Welcome to The Lazarus Pit, a biweekly look at should-be classic metal records that don’t get nearly enough love; stuff that’s essential listening that you’ve probably never heard of; stuff that we’re too lazy to track down the band members to do a Hall Of Fame for. This week, we contract a severe case of deiphobia with Fear of God and their classic Within the Veil (Warner Bros.).
Dawn Crosby was one of those damaged souls, an artist who was always going to burn out, not fade away. She sang like a woman possessed – and in a way she was. She grew up a victim of emotional and sexual abuse, had a drinking problem (that would ultimately be her undoing), and could not keep a band lineup together (partly due to personality clashes, partly due to a mercurial temperament, and partly due to a habit of starting relationships with her bandmates while already in relationships with another bandmate). Still, for all her faults, she was one hell of a frontwoman, pouring all those roiling emotions into her performances. Crosby had a chameleon’s grasp of persona, able to slip effortlessly from a childlike whisper to a snarl to Tom G Warrior breathy moans. It was the force of her personality that pulled Fear of God out of the underground, and that same personality that destroyed it.
Fear of God started as a thrash-era outfit known as Détente, featuring future Fear Factory/Slipknot/KoRn producer Ross Robinson. They put out one LP, Recognize No Authority, before that lineup imploded and, after some shuffling that included Raven drummer Rob “Wacko” Hunter (you know, the one with the football helmet and shoulder pads), the band coalesced around Crosby and guitarist Mike Carlino, who would become the main songwriter. Picked up by a Warners A&R person who was impressed with some of the demos they had been cutting, they went into the studio, changed their name due to a conflict with another group, and emerged with Within the Veil.

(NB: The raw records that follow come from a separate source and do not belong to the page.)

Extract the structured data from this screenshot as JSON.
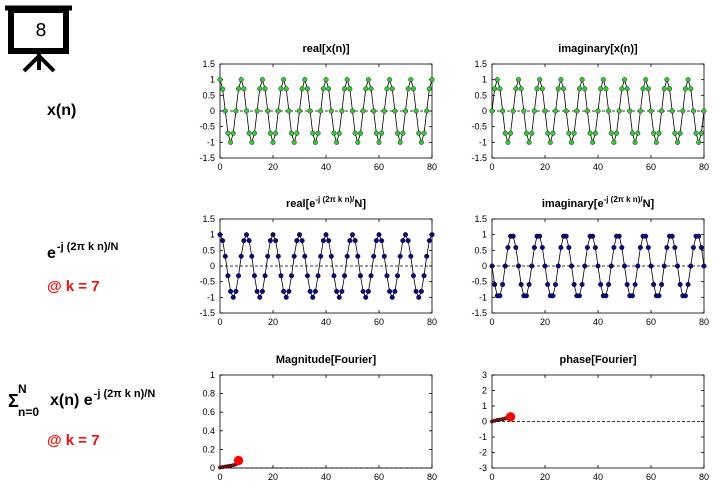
{
  "slide": {
    "number": "8"
  },
  "rows": {
    "signal": {
      "label": "x(n)"
    },
    "kernel": {
      "base": "e",
      "exp": "-j (2π k n)/N",
      "k_label": "@ k = 7"
    },
    "sum": {
      "sigma": "Σ",
      "upper": "N",
      "lower": "n=0",
      "body": "x(n) e",
      "exp": "-j (2π k n)/N",
      "k_label": "@ k = 7"
    }
  },
  "colors": {
    "signal": "#33cc33",
    "kernel": "#0a0a80",
    "fourier": "#ff0000",
    "line": "#000000"
  },
  "chart_data": [
    {
      "type": "line",
      "title": "real[x(n)]",
      "xlim": [
        0,
        80
      ],
      "ylim": [
        -1.5,
        1.5
      ],
      "xticks": [
        0,
        20,
        40,
        60,
        80
      ],
      "yticks": [
        1.5,
        1,
        0.5,
        0,
        -0.5,
        -1,
        -1.5
      ],
      "xticklabels": [
        "0",
        "20",
        "40",
        "60",
        "80"
      ],
      "yticklabels": [
        "1.5",
        "1",
        "0.5",
        "0",
        "-0.5",
        "-1",
        "-1.5"
      ],
      "series": [
        {
          "x": [
            0,
            1,
            2,
            3,
            4,
            5,
            6,
            7,
            8,
            9,
            10,
            11,
            12,
            13,
            14,
            15,
            16,
            17,
            18,
            19,
            20,
            21,
            22,
            23,
            24,
            25,
            26,
            27,
            28,
            29,
            30,
            31,
            32,
            33,
            34,
            35,
            36,
            37,
            38,
            39,
            40,
            41,
            42,
            43,
            44,
            45,
            46,
            47,
            48,
            49,
            50,
            51,
            52,
            53,
            54,
            55,
            56,
            57,
            58,
            59,
            60,
            61,
            62,
            63,
            64,
            65,
            66,
            67,
            68,
            69,
            70,
            71,
            72,
            73,
            74,
            75,
            76,
            77,
            78,
            79,
            80
          ],
          "y": [
            1.0,
            0.7,
            0.0,
            -0.71,
            -1.0,
            -0.71,
            0.0,
            0.71,
            1.0,
            0.71,
            0.0,
            -0.71,
            -1.0,
            -0.71,
            0.0,
            0.71,
            1.0,
            0.71,
            0.0,
            -0.71,
            -1.0,
            -0.71,
            0.0,
            0.71,
            1.0,
            0.71,
            0.0,
            -0.71,
            -1.0,
            -0.71,
            0.0,
            0.71,
            1.0,
            0.71,
            0.0,
            -0.71,
            -1.0,
            -0.71,
            0.0,
            0.71,
            1.0,
            0.71,
            0.0,
            -0.71,
            -1.0,
            -0.71,
            0.0,
            0.71,
            1.0,
            0.71,
            0.0,
            -0.71,
            -1.0,
            -0.71,
            0.0,
            0.71,
            1.0,
            0.71,
            0.0,
            -0.71,
            -1.0,
            -0.71,
            0.0,
            0.71,
            1.0,
            0.71,
            0.0,
            -0.71,
            -1.0,
            -0.71,
            0.0,
            0.71,
            1.0,
            0.71,
            0.0,
            -0.71,
            -1.0,
            -0.71,
            0.0,
            0.71,
            1.0
          ]
        }
      ]
    },
    {
      "type": "line",
      "title": "imaginary[x(n)]",
      "xlim": [
        0,
        80
      ],
      "ylim": [
        -1.5,
        1.5
      ],
      "xticks": [
        0,
        20,
        40,
        60,
        80
      ],
      "yticks": [
        1.5,
        1,
        0.5,
        0,
        -0.5,
        -1,
        -1.5
      ],
      "xticklabels": [
        "0",
        "20",
        "40",
        "60",
        "80"
      ],
      "yticklabels": [
        "1.5",
        "1",
        "0.5",
        "0",
        "-0.5",
        "-1",
        "-1.5"
      ],
      "series": [
        {
          "x": [
            0,
            1,
            2,
            3,
            4,
            5,
            6,
            7,
            8,
            9,
            10,
            11,
            12,
            13,
            14,
            15,
            16,
            17,
            18,
            19,
            20,
            21,
            22,
            23,
            24,
            25,
            26,
            27,
            28,
            29,
            30,
            31,
            32,
            33,
            34,
            35,
            36,
            37,
            38,
            39,
            40,
            41,
            42,
            43,
            44,
            45,
            46,
            47,
            48,
            49,
            50,
            51,
            52,
            53,
            54,
            55,
            56,
            57,
            58,
            59,
            60,
            61,
            62,
            63,
            64,
            65,
            66,
            67,
            68,
            69,
            70,
            71,
            72,
            73,
            74,
            75,
            76,
            77,
            78,
            79,
            80
          ],
          "y": [
            0.0,
            0.71,
            1.0,
            0.71,
            0.0,
            -0.71,
            -1.0,
            -0.71,
            0.0,
            0.71,
            1.0,
            0.71,
            0.0,
            -0.71,
            -1.0,
            -0.71,
            0.0,
            0.71,
            1.0,
            0.71,
            0.0,
            -0.71,
            -1.0,
            -0.71,
            0.0,
            0.71,
            1.0,
            0.71,
            0.0,
            -0.71,
            -1.0,
            -0.71,
            0.0,
            0.71,
            1.0,
            0.71,
            0.0,
            -0.71,
            -1.0,
            -0.71,
            0.0,
            0.71,
            1.0,
            0.71,
            0.0,
            -0.71,
            -1.0,
            -0.71,
            0.0,
            0.71,
            1.0,
            0.71,
            0.0,
            -0.71,
            -1.0,
            -0.71,
            0.0,
            0.71,
            1.0,
            0.71,
            0.0,
            -0.71,
            -1.0,
            -0.71,
            0.0,
            0.71,
            1.0,
            0.71,
            0.0,
            -0.71,
            -1.0,
            -0.71,
            0.0,
            0.71,
            1.0,
            0.71,
            0.0,
            -0.71,
            -1.0,
            -0.71,
            0.0
          ]
        }
      ]
    },
    {
      "type": "line",
      "title": "real[e-j (2π k n)/N]",
      "title_parts": {
        "pre": "real[e",
        "sup": "-j (2π k n)/",
        "post": "N]"
      },
      "xlim": [
        0,
        80
      ],
      "ylim": [
        -1.5,
        1.5
      ],
      "xticks": [
        0,
        20,
        40,
        60,
        80
      ],
      "yticks": [
        1.5,
        1,
        0.5,
        0,
        -0.5,
        -1,
        -1.5
      ],
      "xticklabels": [
        "0",
        "20",
        "40",
        "60",
        "80"
      ],
      "yticklabels": [
        "1.5",
        "1",
        "0.5",
        "0",
        "-0.5",
        "-1",
        "-1.5"
      ],
      "series": [
        {
          "x": [
            0,
            1,
            2,
            3,
            4,
            5,
            6,
            7,
            8,
            9,
            10,
            11,
            12,
            13,
            14,
            15,
            16,
            17,
            18,
            19,
            20,
            21,
            22,
            23,
            24,
            25,
            26,
            27,
            28,
            29,
            30,
            31,
            32,
            33,
            34,
            35,
            36,
            37,
            38,
            39,
            40,
            41,
            42,
            43,
            44,
            45,
            46,
            47,
            48,
            49,
            50,
            51,
            52,
            53,
            54,
            55,
            56,
            57,
            58,
            59,
            60,
            61,
            62,
            63,
            64,
            65,
            66,
            67,
            68,
            69,
            70,
            71,
            72,
            73,
            74,
            75,
            76,
            77,
            78,
            79,
            80
          ],
          "y": [
            1.0,
            0.81,
            0.31,
            -0.31,
            -0.81,
            -1.0,
            -0.81,
            -0.31,
            0.31,
            0.81,
            1.0,
            0.81,
            0.31,
            -0.31,
            -0.81,
            -1.0,
            -0.81,
            -0.31,
            0.31,
            0.81,
            1.0,
            0.81,
            0.31,
            -0.31,
            -0.81,
            -1.0,
            -0.81,
            -0.31,
            0.31,
            0.81,
            1.0,
            0.81,
            0.31,
            -0.31,
            -0.81,
            -1.0,
            -0.81,
            -0.31,
            0.31,
            0.81,
            1.0,
            0.81,
            0.31,
            -0.31,
            -0.81,
            -1.0,
            -0.81,
            -0.31,
            0.31,
            0.81,
            1.0,
            0.81,
            0.31,
            -0.31,
            -0.81,
            -1.0,
            -0.81,
            -0.31,
            0.31,
            0.81,
            1.0,
            0.81,
            0.31,
            -0.31,
            -0.81,
            -1.0,
            -0.81,
            -0.31,
            0.31,
            0.81,
            1.0,
            0.81,
            0.31,
            -0.31,
            -0.81,
            -1.0,
            -0.81,
            -0.31,
            0.31,
            0.81,
            1.0
          ]
        }
      ]
    },
    {
      "type": "line",
      "title": "imaginary[e-j (2π k n)/N]",
      "title_parts": {
        "pre": "imaginary[e",
        "sup": "-j (2π k n)/",
        "post": "N]"
      },
      "xlim": [
        0,
        80
      ],
      "ylim": [
        -1.5,
        1.5
      ],
      "xticks": [
        0,
        20,
        40,
        60,
        80
      ],
      "yticks": [
        1.5,
        1,
        0.5,
        0,
        -0.5,
        -1,
        -1.5
      ],
      "xticklabels": [
        "0",
        "20",
        "40",
        "60",
        "80"
      ],
      "yticklabels": [
        "1.5",
        "1",
        "0.5",
        "0",
        "-0.5",
        "-1",
        "-1.5"
      ],
      "series": [
        {
          "x": [
            0,
            1,
            2,
            3,
            4,
            5,
            6,
            7,
            8,
            9,
            10,
            11,
            12,
            13,
            14,
            15,
            16,
            17,
            18,
            19,
            20,
            21,
            22,
            23,
            24,
            25,
            26,
            27,
            28,
            29,
            30,
            31,
            32,
            33,
            34,
            35,
            36,
            37,
            38,
            39,
            40,
            41,
            42,
            43,
            44,
            45,
            46,
            47,
            48,
            49,
            50,
            51,
            52,
            53,
            54,
            55,
            56,
            57,
            58,
            59,
            60,
            61,
            62,
            63,
            64,
            65,
            66,
            67,
            68,
            69,
            70,
            71,
            72,
            73,
            74,
            75,
            76,
            77,
            78,
            79,
            80
          ],
          "y": [
            0.0,
            -0.59,
            -0.95,
            -0.95,
            -0.59,
            0.0,
            0.59,
            0.95,
            0.95,
            0.59,
            0.0,
            -0.59,
            -0.95,
            -0.95,
            -0.59,
            0.0,
            0.59,
            0.95,
            0.95,
            0.59,
            0.0,
            -0.59,
            -0.95,
            -0.95,
            -0.59,
            0.0,
            0.59,
            0.95,
            0.95,
            0.59,
            0.0,
            -0.59,
            -0.95,
            -0.95,
            -0.59,
            0.0,
            0.59,
            0.95,
            0.95,
            0.59,
            0.0,
            -0.59,
            -0.95,
            -0.95,
            -0.59,
            0.0,
            0.59,
            0.95,
            0.95,
            0.59,
            0.0,
            -0.59,
            -0.95,
            -0.95,
            -0.59,
            0.0,
            0.59,
            0.95,
            0.95,
            0.59,
            0.0,
            -0.59,
            -0.95,
            -0.95,
            -0.59,
            0.0,
            0.59,
            0.95,
            0.95,
            0.59,
            0.0,
            -0.59,
            -0.95,
            -0.95,
            -0.59,
            0.0,
            0.59,
            0.95,
            0.95,
            0.59,
            0.0
          ]
        }
      ]
    },
    {
      "type": "scatter",
      "title": "Magnitude[Fourier]",
      "xlim": [
        0,
        80
      ],
      "ylim": [
        0,
        1
      ],
      "xticks": [
        0,
        20,
        40,
        60,
        80
      ],
      "yticks": [
        1,
        0.8,
        0.6,
        0.4,
        0.2,
        0
      ],
      "xticklabels": [
        "0",
        "20",
        "40",
        "60",
        "80"
      ],
      "yticklabels": [
        "1",
        "0.8",
        "0.6",
        "0.4",
        "0.2",
        "0"
      ],
      "baseline": 0,
      "series": [
        {
          "x": [
            0,
            1,
            2,
            3,
            4,
            5,
            6,
            7
          ],
          "y": [
            0.005,
            0.01,
            0.015,
            0.02,
            0.025,
            0.03,
            0.04,
            0.08
          ],
          "highlight_last": true
        }
      ]
    },
    {
      "type": "scatter",
      "title": "phase[Fourier]",
      "xlim": [
        0,
        80
      ],
      "ylim": [
        -3,
        3
      ],
      "xticks": [
        0,
        20,
        40,
        60,
        80
      ],
      "yticks": [
        3,
        2,
        1,
        0,
        -1,
        -2,
        -3
      ],
      "xticklabels": [
        "0",
        "20",
        "40",
        "60",
        "80"
      ],
      "yticklabels": [
        "3",
        "2",
        "1",
        "0",
        "-1",
        "-2",
        "-3"
      ],
      "series": [
        {
          "x": [
            0,
            1,
            2,
            3,
            4,
            5,
            6,
            7
          ],
          "y": [
            0.0,
            0.05,
            0.1,
            0.12,
            0.15,
            0.2,
            0.22,
            0.3
          ],
          "highlight_last": true
        }
      ]
    }
  ]
}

Featuring songs written over the course of three years, Within the Veil picked up on the zeitgeist of heavy music at the time, covering everything from thrash to the burgeoning alternative scene. Sometimes Fear of God sounded like Concrete Blonde, like with “Betrayed”‘s Southern Gothic. Sometimes they sounded like Testament, like on “All That Remains.” “Emily” thuds like a distaff Celtic Frost. “Wasted Life” would qualify as a ballad, but there’s nothing particularly ballad-like about the subject matter. It successfully bridges the gap between the headbangers and the artsy set, with Andy Wallace mixing it expertly to bring out the darkness within.
Within the Veil wasn’t a big success, but Warners wasn’t ready to give up on the band. Unfortunately, Crosby was, and after the backing musicians recorded a follow-up, she dissolved the lineup without laying down her vocals. After a few years and a lot more member turnover (including a European tour backed by the members of Wrathchild America), Fear of God resurfaced in 1994, on Pavement, with the disappointing Toxic Voodoo. Two years later, Crosby was dead of liver failure. She left behind one truly great album, and a legacy that would lay the track for fatal femme bands like My Ruin and Kittie. A tragic end for one of the great frontwomen of metal.